My PhD thesis, ‘Energy Level Alignment at Organic Semiconductor Interfaces’ was carried out at the Universidad Autónoma de Madrid and supervised by Fernando Flores. My work dealt with the theoretical description of the energy level alignment and electronic structure at interfaces of organic semiconductors. While the relevant energy levels of the isolated systems can be calculated or measured, the offsets once the interfaces are formed depend on the electronic structure of the junction. My PhD proposed a model based on the Charge Neutrality Level to understand and predict energy level alignment at metal/organic and organic/organic interfaces. Our results showed that level alignment could be described by the tendency of the CNL of the organic material to align with the metal work function, or with the CNL of the other organic material in the case of organic heterojunctions. The CNL thus plays the role of an effective electronegativity of the organic material.
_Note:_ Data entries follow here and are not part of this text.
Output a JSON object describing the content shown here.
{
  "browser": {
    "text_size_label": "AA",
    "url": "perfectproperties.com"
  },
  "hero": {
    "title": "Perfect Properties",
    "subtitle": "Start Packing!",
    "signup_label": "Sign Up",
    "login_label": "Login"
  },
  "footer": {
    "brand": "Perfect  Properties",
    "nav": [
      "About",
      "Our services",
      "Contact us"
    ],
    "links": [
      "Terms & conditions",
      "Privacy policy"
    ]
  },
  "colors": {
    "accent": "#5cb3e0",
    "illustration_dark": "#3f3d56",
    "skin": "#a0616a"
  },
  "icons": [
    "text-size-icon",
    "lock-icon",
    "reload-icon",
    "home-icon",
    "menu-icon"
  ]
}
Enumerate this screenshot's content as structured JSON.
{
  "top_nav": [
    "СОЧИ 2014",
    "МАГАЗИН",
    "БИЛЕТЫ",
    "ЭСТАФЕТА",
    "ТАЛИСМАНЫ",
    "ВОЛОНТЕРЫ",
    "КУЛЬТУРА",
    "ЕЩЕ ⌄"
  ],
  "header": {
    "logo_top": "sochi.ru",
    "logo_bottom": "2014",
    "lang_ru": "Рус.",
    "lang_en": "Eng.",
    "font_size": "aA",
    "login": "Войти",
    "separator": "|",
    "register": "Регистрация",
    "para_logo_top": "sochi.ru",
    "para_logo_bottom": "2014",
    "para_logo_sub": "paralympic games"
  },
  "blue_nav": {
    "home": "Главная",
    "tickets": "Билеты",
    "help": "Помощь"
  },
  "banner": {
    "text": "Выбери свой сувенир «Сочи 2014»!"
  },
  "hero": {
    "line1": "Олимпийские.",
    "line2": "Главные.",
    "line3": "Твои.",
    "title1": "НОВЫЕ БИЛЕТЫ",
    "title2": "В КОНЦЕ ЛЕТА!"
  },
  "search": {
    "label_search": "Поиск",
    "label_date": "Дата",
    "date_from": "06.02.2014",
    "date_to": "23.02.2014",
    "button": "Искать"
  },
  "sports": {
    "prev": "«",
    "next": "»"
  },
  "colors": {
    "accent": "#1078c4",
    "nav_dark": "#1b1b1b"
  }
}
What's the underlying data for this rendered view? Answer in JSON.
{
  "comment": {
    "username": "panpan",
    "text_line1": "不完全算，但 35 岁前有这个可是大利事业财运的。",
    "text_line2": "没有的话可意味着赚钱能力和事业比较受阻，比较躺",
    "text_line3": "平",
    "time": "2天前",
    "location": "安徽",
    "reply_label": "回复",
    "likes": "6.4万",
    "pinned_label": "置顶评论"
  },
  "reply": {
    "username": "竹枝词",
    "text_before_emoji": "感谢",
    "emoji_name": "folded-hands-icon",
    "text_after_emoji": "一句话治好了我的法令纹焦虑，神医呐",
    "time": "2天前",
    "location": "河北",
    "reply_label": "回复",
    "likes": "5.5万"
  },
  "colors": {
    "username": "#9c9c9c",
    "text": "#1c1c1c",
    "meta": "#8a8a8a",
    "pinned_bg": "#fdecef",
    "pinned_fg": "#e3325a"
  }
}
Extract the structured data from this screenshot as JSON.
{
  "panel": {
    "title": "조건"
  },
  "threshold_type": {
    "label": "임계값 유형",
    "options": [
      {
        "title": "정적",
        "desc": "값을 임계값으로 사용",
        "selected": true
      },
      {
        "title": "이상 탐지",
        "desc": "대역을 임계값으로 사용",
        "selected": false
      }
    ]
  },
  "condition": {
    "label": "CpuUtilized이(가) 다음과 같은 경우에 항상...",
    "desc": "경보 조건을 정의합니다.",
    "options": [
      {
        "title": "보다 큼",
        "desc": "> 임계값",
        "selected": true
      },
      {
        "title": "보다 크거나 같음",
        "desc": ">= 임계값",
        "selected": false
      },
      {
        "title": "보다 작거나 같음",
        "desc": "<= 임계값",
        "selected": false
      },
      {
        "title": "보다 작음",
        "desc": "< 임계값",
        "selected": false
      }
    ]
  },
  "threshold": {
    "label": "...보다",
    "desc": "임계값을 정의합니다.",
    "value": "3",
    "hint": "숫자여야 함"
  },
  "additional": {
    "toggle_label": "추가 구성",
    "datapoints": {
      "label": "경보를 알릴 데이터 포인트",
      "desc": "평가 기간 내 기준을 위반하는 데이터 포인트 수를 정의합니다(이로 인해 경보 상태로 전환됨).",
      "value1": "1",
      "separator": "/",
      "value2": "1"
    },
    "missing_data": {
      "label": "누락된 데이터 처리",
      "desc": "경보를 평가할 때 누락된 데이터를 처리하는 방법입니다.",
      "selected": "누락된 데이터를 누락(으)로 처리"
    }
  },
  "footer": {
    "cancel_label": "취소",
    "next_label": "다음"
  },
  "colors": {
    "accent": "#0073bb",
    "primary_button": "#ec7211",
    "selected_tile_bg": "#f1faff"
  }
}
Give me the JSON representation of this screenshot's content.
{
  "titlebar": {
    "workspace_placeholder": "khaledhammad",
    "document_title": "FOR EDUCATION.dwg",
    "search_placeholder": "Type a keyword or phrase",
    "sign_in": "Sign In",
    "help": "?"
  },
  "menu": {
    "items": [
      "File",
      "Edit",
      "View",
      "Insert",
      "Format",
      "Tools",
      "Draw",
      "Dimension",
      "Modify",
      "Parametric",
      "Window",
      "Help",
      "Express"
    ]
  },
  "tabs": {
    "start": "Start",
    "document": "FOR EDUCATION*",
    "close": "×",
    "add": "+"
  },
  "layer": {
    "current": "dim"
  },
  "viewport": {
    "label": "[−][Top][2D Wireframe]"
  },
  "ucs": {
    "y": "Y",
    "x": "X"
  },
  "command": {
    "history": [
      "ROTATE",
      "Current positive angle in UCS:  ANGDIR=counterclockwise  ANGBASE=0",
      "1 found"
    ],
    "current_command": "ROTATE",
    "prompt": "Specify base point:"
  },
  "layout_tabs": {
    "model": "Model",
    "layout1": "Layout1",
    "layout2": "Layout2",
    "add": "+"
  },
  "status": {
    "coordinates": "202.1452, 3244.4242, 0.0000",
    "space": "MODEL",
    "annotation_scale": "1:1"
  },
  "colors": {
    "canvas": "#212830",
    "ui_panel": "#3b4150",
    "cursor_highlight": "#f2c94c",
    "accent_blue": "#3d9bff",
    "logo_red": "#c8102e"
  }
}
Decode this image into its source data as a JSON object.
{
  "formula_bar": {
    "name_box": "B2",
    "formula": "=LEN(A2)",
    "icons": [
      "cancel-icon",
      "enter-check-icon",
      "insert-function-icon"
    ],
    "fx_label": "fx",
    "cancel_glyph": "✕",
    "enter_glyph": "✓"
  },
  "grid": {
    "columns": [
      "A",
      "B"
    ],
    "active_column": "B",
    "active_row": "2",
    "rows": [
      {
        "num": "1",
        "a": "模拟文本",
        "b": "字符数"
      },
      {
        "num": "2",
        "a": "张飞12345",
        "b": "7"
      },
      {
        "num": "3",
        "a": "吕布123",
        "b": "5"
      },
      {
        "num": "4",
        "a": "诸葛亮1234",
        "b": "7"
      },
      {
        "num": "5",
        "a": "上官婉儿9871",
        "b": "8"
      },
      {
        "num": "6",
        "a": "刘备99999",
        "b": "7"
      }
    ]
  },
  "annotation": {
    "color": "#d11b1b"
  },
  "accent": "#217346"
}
charge neutrality level, level alignment

Having to model energy level alignment at organic interfaces presented the problem of DFT self-interaction errors. These result in band line-up errors and are related to the well-known underestimation of the gap by DFT. My PhD developed a model, based on a simplified treatment of a many-body Hamiltonian, for correcting the DFT level positions through orbital-dependent shifts to the molecular levels. These self-interaction corrections improve on the DFT molecular level positions and on the gap problem, in agreement with accurate many-body calculations. This simplified self-interaction correction scheme captures the most important many-body contributions to the total energy not accounted for in DFT.